Semaine du 25 au 31 mai 2016 - Numéro 1128
Les tombes de Deir Al-Medina accessibles au public
  Après leur restauration, quatre nouvelles tombes à Louqsor, datant du Nouvel Empire, ont pour la première fois ouvert leurs portes cette semaine.
Les tombes de Deir Al-Medina accessibles au public
Exemple des tombes de Deir Al-Medina. (Photo : Ministère des Antiquités)
Nasma Réda25-05-2016

Le ministre égyptien des Antiquités, Khaled Al-Anani, a inauguré la semaine dernière quatre nouvelles tombes, dont trois à Deir Al-Medina sur la rive ouest de Louqsor et une quatrième à Cheikh Al-Gorna, toujours dans la même ville. Il s’agit des tombeaux d’ouvriers et d’artisans qui ont collaboré aux travaux de construction des tombes funéraires des pharaons dans les Vallées des rois et des reines. Toutes remontent au Nouvel Empire, plus précisément à l’époque de la reine Hatchepsout de la XVIIIe dynastie et à celle de Ramsès II de la XIXe dynastie. « La restauration des trois tombes de Deir Al-Medina a été effectuée en collaboration avec l’Institut français des études orientales (IFAO) et avec l’Agence américaine pour le développement international (USAID) pour la tombe de Djehuty de Cheikh Al-Gorna », a déclaré le ministre, soulignant que l’ouverture de ces tombes au grand public s’inscrit dans le cadre des efforts déployés par le ministère des Antiquités, afin d’ouvrir de nouveaux sites archéologiques pour encourager les touristes à les visiter. « Le ministère déploie de grands efforts afin de sauver son patrimoine et le protéger », affirmet- il.
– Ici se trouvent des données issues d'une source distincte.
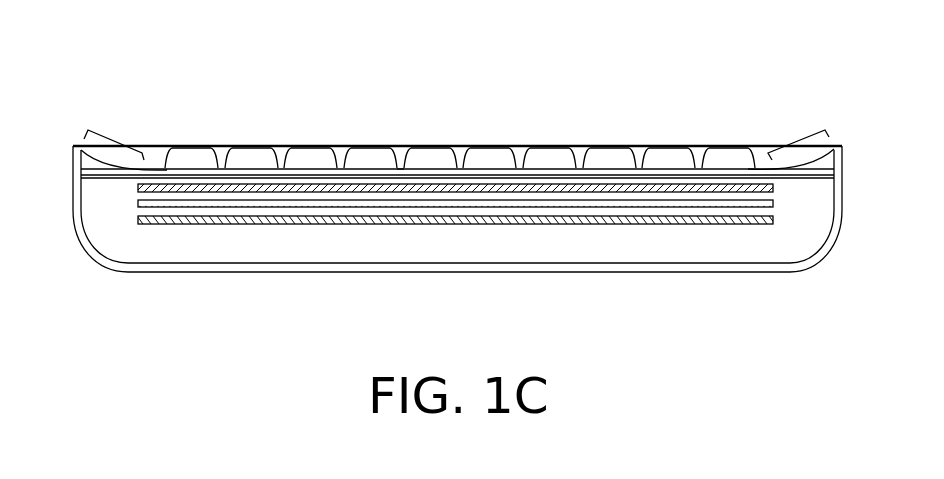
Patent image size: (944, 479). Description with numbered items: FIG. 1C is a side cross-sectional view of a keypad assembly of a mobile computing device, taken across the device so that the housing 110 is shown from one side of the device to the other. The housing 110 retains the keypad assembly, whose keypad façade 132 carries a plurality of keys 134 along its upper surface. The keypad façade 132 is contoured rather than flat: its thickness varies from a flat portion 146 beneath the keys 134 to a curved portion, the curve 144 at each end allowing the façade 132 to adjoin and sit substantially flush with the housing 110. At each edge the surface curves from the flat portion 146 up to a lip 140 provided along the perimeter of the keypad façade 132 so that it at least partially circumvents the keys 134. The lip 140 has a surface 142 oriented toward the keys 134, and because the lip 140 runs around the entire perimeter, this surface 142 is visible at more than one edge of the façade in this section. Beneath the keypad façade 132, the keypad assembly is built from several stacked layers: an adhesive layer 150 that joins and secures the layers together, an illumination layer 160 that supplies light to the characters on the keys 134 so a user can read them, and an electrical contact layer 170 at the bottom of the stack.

The housing 110 is at (708, 277).
The keypad façade 132 is at (545, 184).
The keys 134 is at (308, 151).
The lip 140 is at (111, 127).
The surface 142 is at (803, 153).
The curve 144 is at (825, 171).
The flat portion 146 is at (395, 156).
The adhesive layer 150 is at (166, 190).
The illumination layer 160 is at (164, 209).
The electrical contact layer 170 is at (214, 228).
Dans la nécropole de Cheikh Al-Gorna, sur la rive ouest du Nil, se trouve la tombe TT110 de Djehuty qui, jadis, fut le gardien du trésor et surveillant des travaux publics sous le règne de Hatchepsout (1479-1457 av. J.-C.). Djehuty semble avoir participé à la construction et à la décoration de la plupart des constructions monumentales de Hatchepsout à Thèbes, ainsi qu’à l’enregistrement des produits exportés du pays de Bount (l’actuelle Somalie), comme l’indiquent les murs de la tombe. « Sa tombe est en forme de T, avec un corridor qui mène à la chambre funéraire », explique Mahmoud Afifi, chef du secteur des antiquités anciennes.

Les tombes de Deir Al-Medina accessibles au public
La tombe de Djehuty. (Photo : Ministère des Antiquités)
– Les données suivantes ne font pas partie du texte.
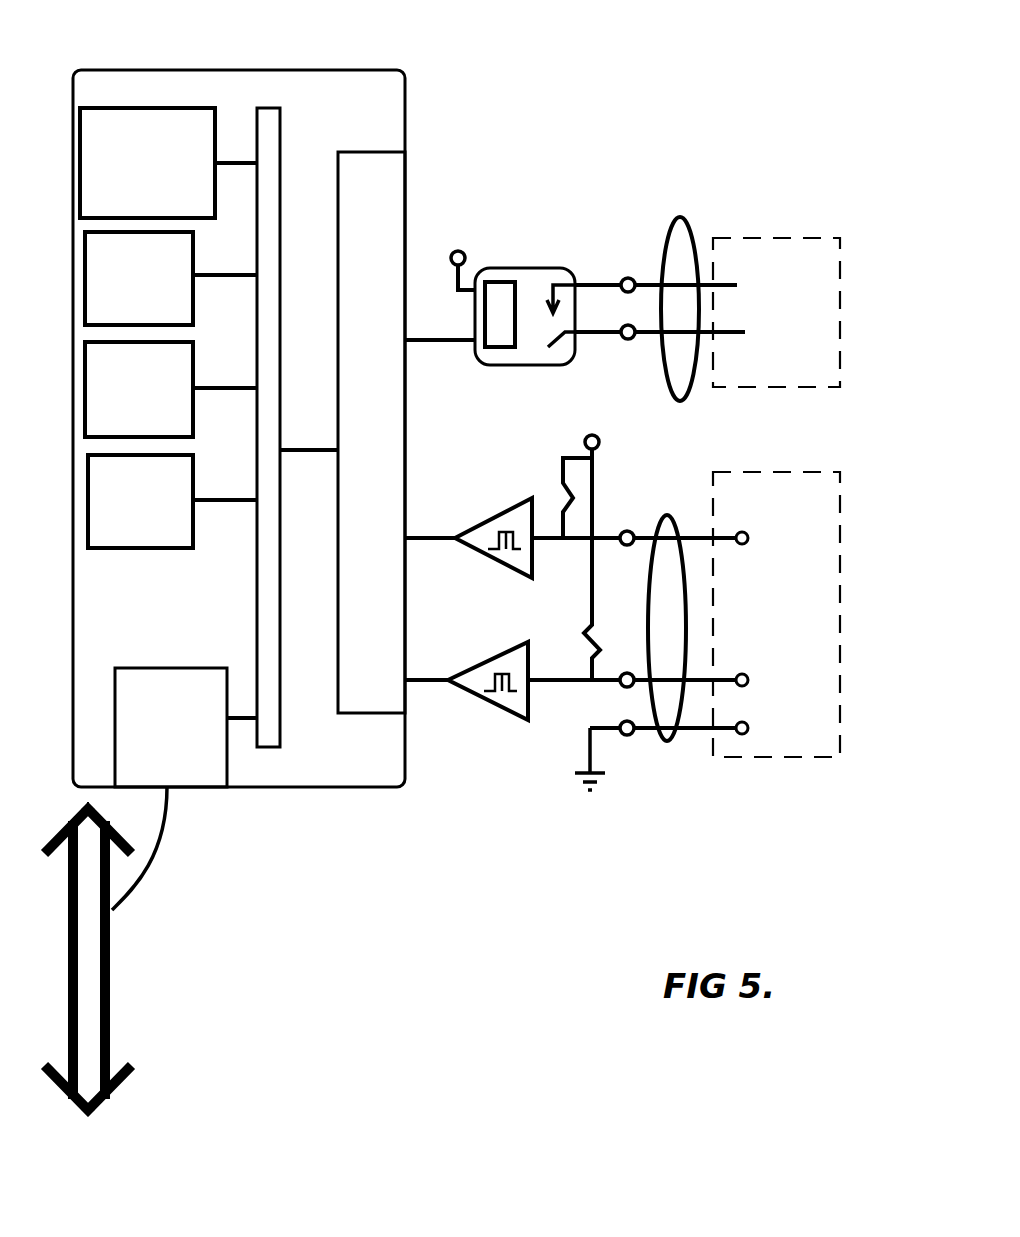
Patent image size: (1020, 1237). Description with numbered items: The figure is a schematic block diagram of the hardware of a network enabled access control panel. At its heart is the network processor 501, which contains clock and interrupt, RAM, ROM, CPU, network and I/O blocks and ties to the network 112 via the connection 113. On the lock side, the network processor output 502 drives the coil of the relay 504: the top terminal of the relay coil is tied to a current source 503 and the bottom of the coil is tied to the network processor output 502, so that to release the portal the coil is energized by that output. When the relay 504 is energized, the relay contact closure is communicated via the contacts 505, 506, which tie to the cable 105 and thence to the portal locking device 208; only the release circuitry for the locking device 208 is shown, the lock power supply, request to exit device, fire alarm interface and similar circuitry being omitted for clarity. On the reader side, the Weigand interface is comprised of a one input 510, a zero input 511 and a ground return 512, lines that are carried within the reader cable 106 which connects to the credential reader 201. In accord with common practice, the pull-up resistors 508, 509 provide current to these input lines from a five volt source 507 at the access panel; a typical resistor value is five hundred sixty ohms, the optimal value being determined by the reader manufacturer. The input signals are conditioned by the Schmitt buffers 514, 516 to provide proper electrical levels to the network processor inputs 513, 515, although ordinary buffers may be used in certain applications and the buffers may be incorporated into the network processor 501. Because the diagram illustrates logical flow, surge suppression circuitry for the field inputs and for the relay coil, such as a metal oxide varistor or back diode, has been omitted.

The network processor 501 is at (228, 58).
The network processor output 502 is at (424, 342).
The current source 503 is at (451, 254).
The relay 504 is at (500, 258).
The relay contact 505 is at (622, 279).
The relay contact 506 is at (626, 340).
The cable 105 is at (681, 401).
The portal locking device 208 is at (742, 388).
The 5 volt source 507 is at (591, 434).
The pull-up resistor 508 is at (556, 491).
The pull-up resistor 509 is at (580, 636).
The "1" input 510 is at (628, 531).
The "0" input 511 is at (624, 689).
The ground return 512 is at (627, 737).
The network processor input 513 is at (437, 538).
The Schmitt buffer 514 is at (506, 568).
The network processor input 515 is at (437, 680).
The Schmitt buffer 516 is at (506, 712).
The reader cable 106 is at (674, 520).
The credential reader 201 is at (742, 757).
The connection 113 is at (167, 805).
The network 112 is at (110, 1007).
Lorsque cette tombe a été découverte en 2015, elle était dans un état déplorable. Sa restauration était loin d’être facile. « La première étape de cette restauration, qui a commencé en 2012, s’est occupée du renforcement des murs et du plafond. Ensuite, c’était au tour de la restauration architecturale, un travail minutieux et très délicat », explique Waad Abdel-Aal, chef du département des projets au ministère des Antiquités, ajoutant qu’un nouveau système d’éclairage et de sécurité a été instauré.

La situation est différente pour les tombes de Deir Al-Medina. Ces tombes appartenaient à une seule famille. Elles partagent les mêmes entrées, couloirs et antichambres, datant du règne de Ramsès II (de 1279-1213 av. J.-C.). Elles ont été découvertes en 1928 par l’égyptologue français Bernard Bruyère. Elles comprennent la tombe d’Amennakh, le père, et celles de ses deux fils, Nebenmaat et Khaemter. Trois chambres funéraires les séparent. « Les décorations des scènes sur les murs de la chambre du père sont multicolores, contrairement aux scènes décorant les deux autres chambres qui ont une seule couleur », explique Afifi. Selon lui, les murs de la tombe d’Amennakh sont très bien décorés avec principalement des scènes d’adoration, d’offrandes et de rites funéraires. Osiris, Hathor et Anubis y apparaissent. La tombe de Nebenmaât offre aussi de magnifiques scènes d’Anubis penché sur une momie, une autre scène avec la déesse Isis, et le défunt en tenue d’Osiris assis. « Ces tombes prouvent l’importance des artisans et des ouvriers au Nouvel Empire », souligne le chef des antiquités anciennes. La restauration des tombes de Deir Al-Medina, selon Abdel-Aal, a nécessité le nettoyage de l’entrée, de quelques peintures ainsi que quelques petits travaux, afin de faciliter la visite. « Désormais, tout est prêt pour accueillir les touristes », conclut-il.